3

814 101 15
                                    

"Daha iyi misiniz?" dedi sarıldığı genç, Felix'e endişeyle. Felix ise başıyla onaylamış, ardından aniden sıcak basmasıyla gençten uzaklaşmıştı.

"Acele etmeyin lütfen, iyi görünmüyorsunuz." dedi karşısındaki genç, Felix kalkmaya çalışırken.

"İyiyim ben, bir şeyim yok. Sana da yük oldum kusura bakma ama gerisini kendim halledebilirim." dedi kelimeleri zar zor toparlarken ve lavabo mermerinden destek alırken. Elbette bu durum, karşısındaki genç tarafından sözlerinin ciddiye alınmamasına sebep olmuştu.

"Lavabodan destek almadan ayakta duramıyorsunuz ve normalden fazla terliyorsunuz. İyi olduğunuzu pek sanmıyorum." dedi genç.

Felix ise bayık bakan gözlerini aralayabildiği kadar aralayıp kolunu kaldırarak kendini kokladı telaşla.

"Niye öyle dedin? Kokuyor muyum? Kötü mü kokuyorum?" Telaşla kelimelerini sıralarken mermeri bıraktığı için dengesi bozulmuş, olduğu yerde sendelemişti. Tekrar gencin desteğiyle doğrulurken midesinin çalkalandığını hissetti. Bu garipti çünkü alkol Felix'i kolay kolay çarpmazdı.

"Hayır aksine parfümünüzü çok beğendim fakat sanırım alkolü biraz fazla kaçırmışsınız..." dedi genç derin bir nefes alarak. Karşısındakinin tam olarak sarhoş olmadığı belliydi fakat ayık da olmadığı aşikârdı.

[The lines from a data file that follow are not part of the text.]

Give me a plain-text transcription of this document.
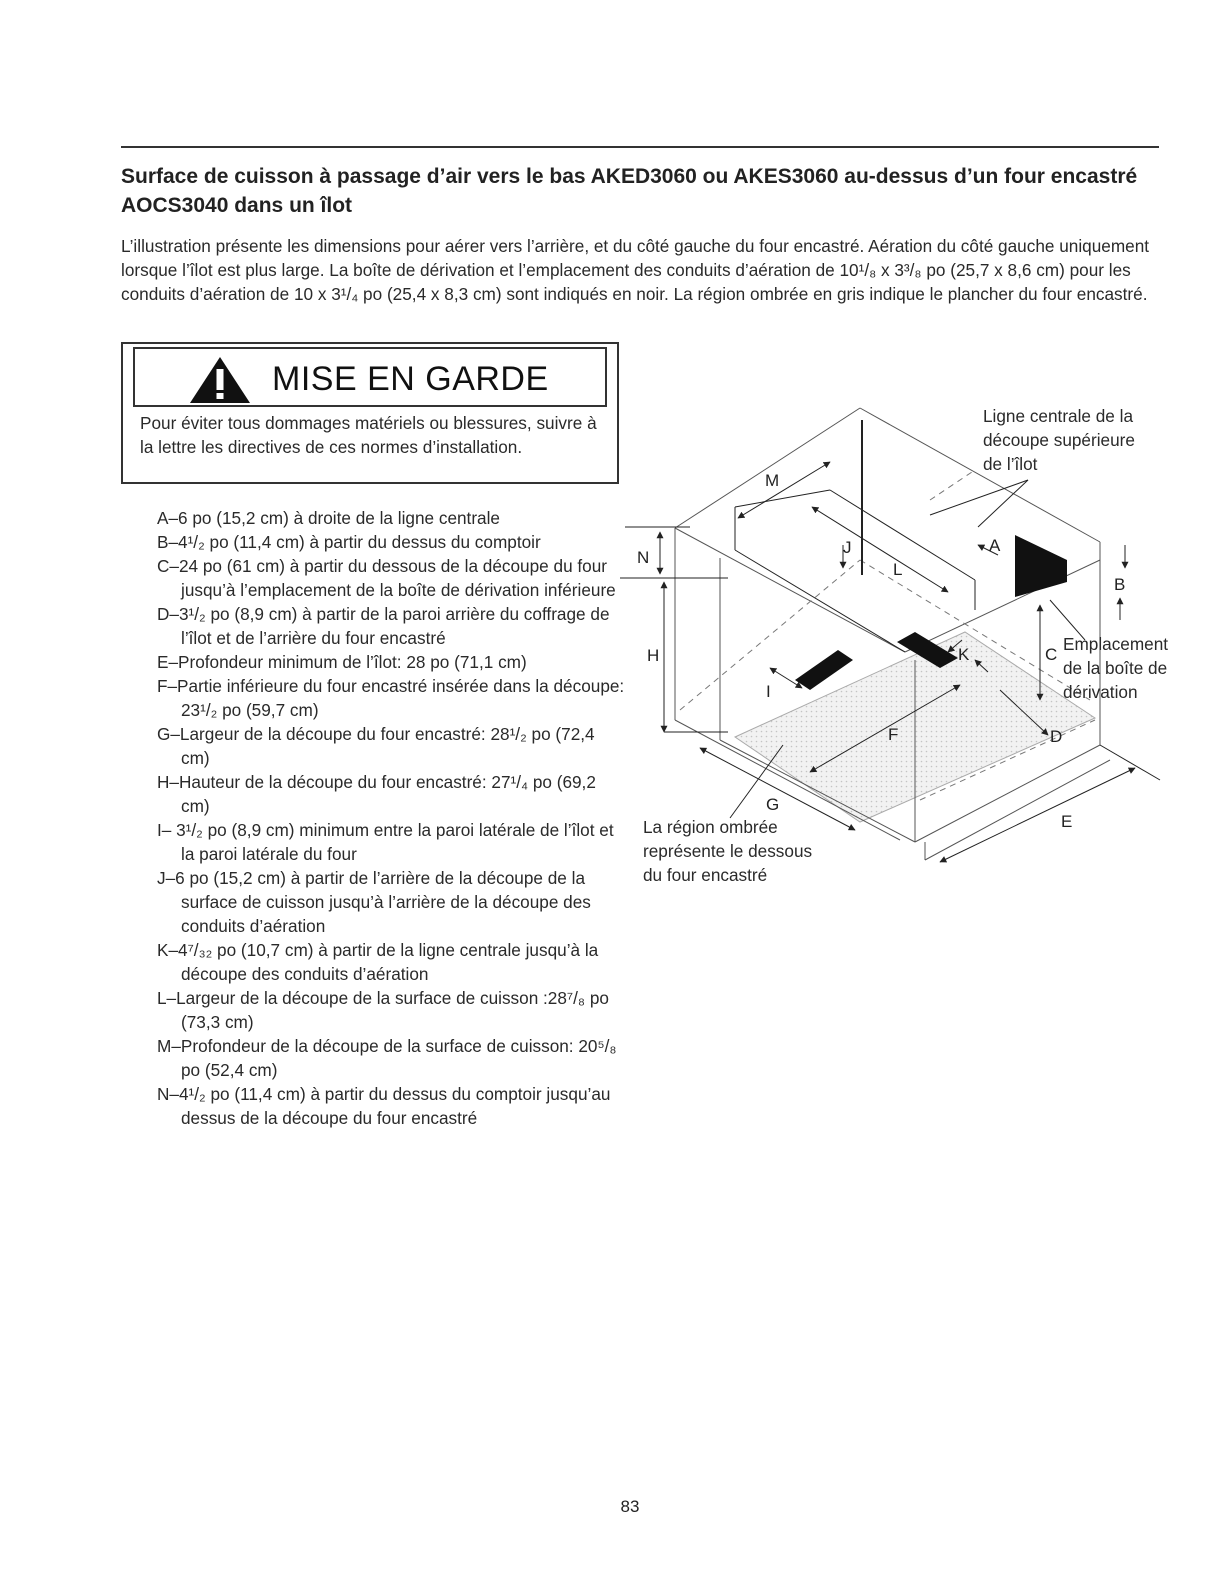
Surface de cuisson à passage d’air vers le bas AKED3060 ou AKES3060 au-dessus d’un four encastré AOCS3040 dans un îlot

L’illustration présente les dimensions pour aérer vers l’arrière, et du côté gauche du four encastré. Aération du côté gauche uniquement lorsque l’îlot est plus large. La boîte de dérivation et l’emplacement des conduits d’aération de 10¹/₈ x 3³/₈ po (25,7 x 8,6 cm) pour les conduits d’aération de 10 x 3¹/₄ po (25,4 x 8,3 cm) sont indiqués en noir. La région ombrée en gris indique le plancher du four encastré.

MISE EN GARDE

Pour éviter tous dommages matériels ou blessures, suivre à la lettre les directives de ces normes d’installation.

A–6 po (15,2 cm) à droite de la ligne centrale
B–4¹/₂ po (11,4 cm) à partir du dessus du comptoir
C–24 po (61 cm) à partir du dessous de la découpe du four jusqu’à l’emplacement de la boîte de dérivation inférieure
D–3¹/₂ po (8,9 cm) à partir de la paroi arrière du coffrage de l’îlot et de l’arrière du four encastré
E–Profondeur minimum de l’îlot: 28 po (71,1 cm)
F–Partie inférieure du four encastré insérée dans la découpe: 23¹/₂ po (59,7 cm)
G–Largeur de la découpe du four encastré: 28¹/₂ po (72,4 cm)
H–Hauteur de la découpe du four encastré: 27¹/₄ po (69,2 cm)
I– 3¹/₂ po (8,9 cm) minimum entre la paroi latérale de l’îlot et la paroi latérale du four
J–6 po (15,2 cm) à partir de l’arrière de la découpe de la surface de cuisson jusqu’à l’arrière de la découpe des conduits d’aération
K–4⁷/₃₂ po (10,7 cm) à partir de la ligne centrale jusqu’à la découpe des conduits d’aération
L–Largeur de la découpe de la surface de cuisson :28⁷/₈ po (73,3 cm)
M–Profondeur de la découpe de la surface de cuisson: 20⁵/₈ po (52,4 cm)
N–4¹/₂ po (11,4 cm) à partir du dessus du comptoir jusqu’au dessus de la découpe du four encastré
A
B
C
D
E
F
G
H
I
J
K
L
M
N
Ligne centrale de la
découpe supérieure
de l’îlot
Emplacement
de la boîte de
dérivation
La région ombrée
représente le dessous
du four encastré
83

"Hayır hayır, sen beni tanımıyorsun. Alkol beni asla çarpmaz, kankayız biz kanka..." demişti cümlenin sonunu zar zor getirirken.

"Kesin o piç Jay içkime ilaç kattı... Ciddiyim.. O piçin yapmadığı şey değil sonuçta..." diye eklemişti abartılı el kol hareketleriyle. Eğer genç onu tutmuyor olsaydı çoktan yeri boylamıştı.

"Yani birisi sizin içkinize ilaç mı kattı?" dedi genç inanamayarak. Felix'i şu anda ciddiye aldığı söylenemezdi fakat doğru söylüyor olma ihtimali de vardı elbette. Ayrıca Felix, tam olarak sarhoş gibi de görünmüyordu. Farklı bir şeyler vardı.

"Evet evet, Jay yediremedi kendine, bak olayı nasıl da çözdüm hemen.." dedi aptal bir kıkırdamayla ve tekrar sendeledi.

"Tamam, teşekkür ederim sana da yük oldum. Cidden gerisini bana bırakabilirsin. İşine dön sen.." dedi ve tekrar tuvaletin kapısına yöneldi Felix.

"Yanlış anlamayın fakat cidden iyi görünmüyorsunuz. İsterseniz en azından gideceğiniz masaya kadar ben eşlik edeyim size?" diye sordu Felix'e bir çocukla konuşuyormuşçasına.

" 'İyi görünmüyorsunuz' diyip durma.. Ben hallederim. Ayrıca gereksiz temas için de kusura bakma lütfen." dedi ani duygu değişimleriyle.

"Anlıyorum, önemli değil fakat buradan bakınca kendiniz halledebilecekmiş gibi görünmüyorsunuz. Ayakta duramıyorsunuz.." Felix bu sözlere öfkeyle ofladı. Ne vardı bir an önce rahat bıraksaydı.

"Ben şimdi arkadaşımı arar kendimi aldırtırım, merak etme sen. Zaten işinden yeteri kadar alıkoydum seni."

"Öncelikle vardiyam bitti sayılır ve bu gömlekle işe dönebileceğimi pek sanmıyorum. Ayrıca zaten az önce muhtemelen bir kriz atlattınız ve şimdi de tam olarak ayık sayılmazsınız. Sizi bu şekilde bir başınıza bırakırsam içim rahat etmez."

Felix yenilgiyle iç çekti ve başını sallayarak onayladı.

"Tamam daha fazla reddedemeyeceğim. Zaten bu hâlde araba da kullanamam.. Rahatsızlık vermeyeceksem, beni bir yere bırakabilir misin?" diye sordu Felix alnını ovarak. Başı bir dönüyor bir kendine geliyordu. Bir midesi bulanıyor, bir gözleri sulanıyordu. İradesi yerindeydi ama hareketlerini kendisi yönetiyormuş gibi hissetmiyordu.